Mas o pior de tudo, nesta descrição sobre o quotidiano dos sírios num país que permanece guerra há uma década, é o aumento do custo de vida. Um aumento que a Irmã Myri considera ser consequência também da pandemia do coronavírus mas, essencialmente, das sanções económicas impostas ao regime de Bashar al-Assad pelos Estados Unidos da América e União europeia. “O pior de tudo são os preços que aumentam, aumentam, aumentam… Uma das grandes culpas é a situação do Covid 19 [que afecta] o mundo inteiro, a segunda grande culpa é das sanções económicas à Síria. Sanções criminosas para o povo que não afectam tanto o governo quanto o povo. É o povo que paga.”

Neste país com marcas profundas da destruição causada pela guerra e com a economia paralisada pelas sanções económicas, começa a florescer o chamado ‘mercado negro’. A religiosa portuguesa fala nas dificuldades do governo em enfrentar esta realidade e afirma que a população começa a sentir que o país está a encaminhar-se para o pesadelo em que se transformou a Venezuela. “O mercado negro do dólar dentro do país… é uma grande dificuldade. E mesmo se o governo tem tentado resolver isso é muito difícil, pois se coloca alguns na prisão, outros aparecem, e as pessoas já dizem que nós vamos ficar como a Venezuela. É a mesma coisa.”
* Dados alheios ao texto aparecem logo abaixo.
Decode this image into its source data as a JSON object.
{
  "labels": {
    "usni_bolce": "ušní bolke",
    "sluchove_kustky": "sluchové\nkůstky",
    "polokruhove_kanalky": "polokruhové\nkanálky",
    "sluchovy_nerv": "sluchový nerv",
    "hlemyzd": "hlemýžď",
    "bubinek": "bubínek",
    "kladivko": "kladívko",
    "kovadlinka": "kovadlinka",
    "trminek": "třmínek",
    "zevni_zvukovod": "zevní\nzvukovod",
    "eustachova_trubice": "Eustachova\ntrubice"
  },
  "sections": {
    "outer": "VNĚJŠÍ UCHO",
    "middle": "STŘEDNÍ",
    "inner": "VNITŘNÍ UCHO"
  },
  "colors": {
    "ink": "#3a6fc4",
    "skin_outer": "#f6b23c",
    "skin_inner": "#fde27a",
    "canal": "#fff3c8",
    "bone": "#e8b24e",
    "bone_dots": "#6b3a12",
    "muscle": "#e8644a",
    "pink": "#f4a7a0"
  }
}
Os dez anos de guerra na Síria foram lembrados ontem, domingo, pelo Papa Francisco. No final da oração mariana do Angelus, o Santo Padre recordou que foi em 15 de Março de 2011 que “começou o sangrento conflito na Síria, que causou uma das maiores catástrofes humanitárias de nosso tempo: um número não especificado de mortos e feridos, milhões de refugiados, milhares de desaparecidos, destruição, violência de todos os tipos e imenso sofrimento para toda a população, especialmente os mais vulneráveis, como crianças, mulheres e idosos”. E uma vez mais o Papa fez erguer a sua voz pedindo o fim da guerra, pedindo sinais de boa vontade, pedindo compromissos à comunidade internacional para ajudar à recuperação económica deste país dilacerado e para ajudar à sua reconstrução.

“Renovo o meu premente apelo às partes em conflito para que manifestem sinais de boa vontade, de modo que se possa abrir um sinal de esperança para a população que sofre. Também espero um compromisso decisivo e renovado, construtivo e solidário por parte da comunidade internacional, para que, uma vez depostas as armas, a situação social possa ser melhorada e que seja encaminhada a reconstrução e a recuperação econômica”, disse o Santo Padre.

A situação grave que se vive na Síria, e que a religiosa portuguesa expressou nesta mensagem, levou o Presidente executivo internacional da Fundação AIS a apelar aos Estados Unidos e à União Europeia para facilitarem o acesso da ajuda humanitária de emergência a este país. Um acesso que está comprometido por causa dos obstáculos criados pelas sanções impostas ao regime de Damasco.

Desde Março de 2011, a comunidade cristã tem sido das mais afectadas pela guerra neste país. Graças à generosidade dos benfeitores da Fundação AIS em Portugal e em todo o mundo já foram doados quase 42 milhões de euros para mais de 900 projectos humanitários e pastorais da Igreja na Síria.